His advice to new Mini drivers: "You've got to take on the personality of the car, which is small and inoffensive. You can't get road rage with a Mini."
But his advice may prove unnecessary. New Yorkers seem eager to take on the meek Mini persona. The owner's manual suggests that Mini drivers give each other the thumbs up when passing in the street, and New Yorkers actually comply.
These New Yorkers are excessively eager to talk about their cars, using Mini-propagandistic words like "motoring" instead of driving. (Of the nine Mini drivers contacted for interviews — four with notes left on windshields — all called back within hours, some repeatedly.)
They are soft and emotive when discussing their cars, which they tend to name, said Dana B. Hagendorf, director of marketing for BMW of Manhattan.

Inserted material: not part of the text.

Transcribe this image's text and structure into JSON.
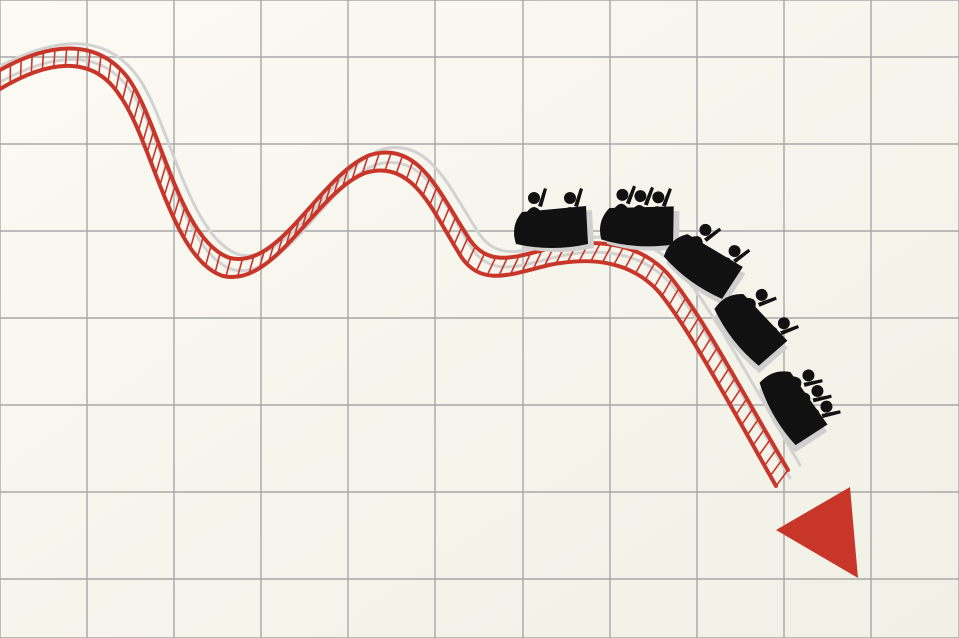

"It's almost like they're buying a pet," Ms. Hagendorf said. "I've never seen anything like it."
Such was the case when Pamela Simpson first saw her Chili Red Mini.
"It was love at first sight," said Ms. Simpson, a television writer and producer who lives in Manhattan and does not tell her age.
"It is like the sexiest car I have driven," she said. "People go running up to it. One guy said, `Oh that red is so fabulous with your dark hair.' "
By comparison, Ms. Galvin's love-at-first-sight experience was bittersweet, tinged with the guilt of a torrid affair.
First, she preempts the story by talking about her former car with utmost regard:
"I would never badmouth a Corolla. A Corolla is a great car. This was more of an impulse thing."
But the day she drove her `95 Corolla to a Mini dealership in New Jersey was the last day she saw the car.
"I left it," said Ms. Galvin, who traded it in for a Black Mini Cooper she has since named "Dinte" because "it sounds English."
"This has never happened to me before," Ms. Galvin said of her new car romance. "We're married. This is a long-term commitment."